A pump that maintains concentration gradients by transporting 3 sodium out and 2 potassium in.

Ion Channels

Proteins with pores that allow ions to permeate the membrane without binding sites.

Driving Forces

chemical driving, which is diffusion down a concentration gradient, and the electrical driving force which results from electrostatic interactions at a distance. At any moment, each driving force can be represented as a vector which has direction and magnitude. At any moment, ions experience a net driving force which is the vector sum.

Membrane Potential

The charge separation across a neuron's membrane, typically around -70 mV at rest (excess of negative charges on the inside and excess of positive charges on the outside). Polarity is referenced from inside relative to outside. The amount of charge separation underlying biologically meaningful electrical signaling is extremely small compared to the total number of ions in bulk solution on both sides of the membrane. Therefore, Na and K concentration gradients do not run down during normal physiological operation.

Equilibrium Potential

The membrane potential at which there is no net charge movement for a specific ion, calculated using the Nernst equation.

Resting Membrane Potential (RMP)

The potential of a cell at rest, influenced by the permeability of various ions. At rest, K permeability dominates as there are more K leak channels than Na leak channels. It is calculated using the GHK equation.

Graded Potentials

Changes in membrane potential that decrease in size as they move away from the source and caused by passive dissapation.

Action Potentials (APs) (Spikes)

All-or-none electrical signals that are initiated at the axon hillock and propagate along axons to trigger neurotransmitter release.

Voltage-Gated Channels

Channels that open in response to changes in membrane potential, crucial for AP generation. These channels produce voltage-dependent, time variant changes in membrane permeability to Na+ and K+. Net driving force on Na is strong at AP onset but weak at AP peak. The opposite is true for K.

Refractory Periods

The absolute and relative periods during which a neuron cannot or can fire another AP, respectively.

Absolute: It begins when all Na channels have opened (occurs just after threshold is reached) and ends when Na inactivation is removed.

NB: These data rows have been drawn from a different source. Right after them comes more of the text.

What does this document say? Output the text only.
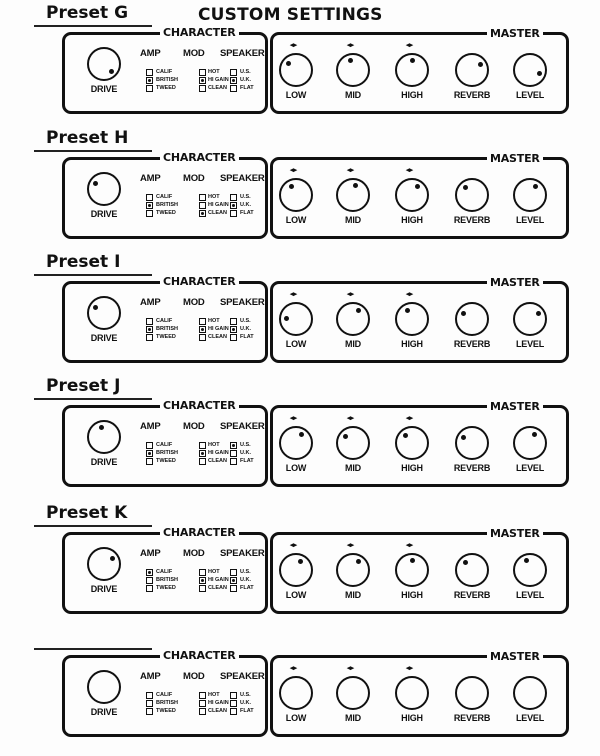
CUSTOM SETTINGS
Preset G
CHARACTER
DRIVE
AMP
CALIF
BRITISH
TWEED
MOD
HOT
HI GAIN
CLEAN
SPEAKER
U.S.
U.K.
FLAT
MASTER
◂▸
LOW
◂▸
MID
◂▸
HIGH	REVERB	LEVEL
Preset H
CHARACTER
DRIVE
AMP
CALIF
BRITISH
TWEED
MOD
HOT
HI GAIN
CLEAN
SPEAKER
U.S.
U.K.
FLAT
MASTER
◂▸
LOW
◂▸
MID
◂▸
HIGH	REVERB	LEVEL
Preset I
CHARACTER
DRIVE
AMP
CALIF
BRITISH
TWEED
MOD
HOT
HI GAIN
CLEAN
SPEAKER
U.S.
U.K.
FLAT
MASTER
◂▸
LOW
◂▸
MID
◂▸
HIGH	REVERB	LEVEL
Preset J
CHARACTER
DRIVE
AMP
CALIF
BRITISH
TWEED
MOD
HOT
HI GAIN
CLEAN
SPEAKER
U.S.
U.K.
FLAT
MASTER
◂▸
LOW
◂▸
MID
◂▸
HIGH	REVERB	LEVEL
Preset K
CHARACTER
DRIVE
AMP
CALIF
BRITISH
TWEED
MOD
HOT
HI GAIN
CLEAN
SPEAKER
U.S.
U.K.
FLAT
MASTER
◂▸
LOW
◂▸
MID
◂▸
HIGH	REVERB	LEVEL
CHARACTER
DRIVE
AMP
CALIF
BRITISH
TWEED
MOD
HOT
HI GAIN
CLEAN
SPEAKER
U.S.
U.K.
FLAT
MASTER
◂▸
LOW
◂▸
MID
◂▸
HIGH	REVERB	LEVEL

Relative: It begins when Na inactivation is removed and ends when the resting potential is restored following K channel deactivation.

AP Propagation

The speed and reliability of action potential transmission influenced by axonal diameter, membrane resistance and myelination (internal resistance and the presence or absence of myelin).

Contiguous Conduction

AP propagation relying on a continuous distribution of v-gated Na and v-gated K
channels along the length of the axonal membrane. This is an active process in the sense that it is not self-limited in time and space.

Saltatory Conduction

AP propagation that relies on myelin (insulator) and clusters of v-gated Na and v-gated K
channels found at the Nodes of Ranvier. This is an active process at the sites of initiation
(axon hillock) and nodes of Ranvier, and a passive process (graded potential) underneath
the myelinated stretches of axon.

Membrane Resistance

The resistance of the membrane that affects how far current can flow down an axon before leaking out

In giant axons, internal resistance low which favors AP propagation. In narrow axons like those in our brains, internal resistance is high which favors leak out and poor propagation. Myelin increases membrane resistance such that the axial path is now the lower resistance path.

Myelin

An insulator that increases membrane resistance and decreases capacitance, speeding up AP propagation.

Na Channel Inactivation

A mechanism that ensures unidirectional AP spread and the annihilation of APs experimentally induced at either end of an axon when they collide.

Demyelinating Diseases

result in slow and unreliable AP propagation. The autoimmune disease multiple sclerosis commonly affects the cerebellum, a brain structure which plays an important role in calibrating ongoing movements. The symptoms = ‘action tremors’.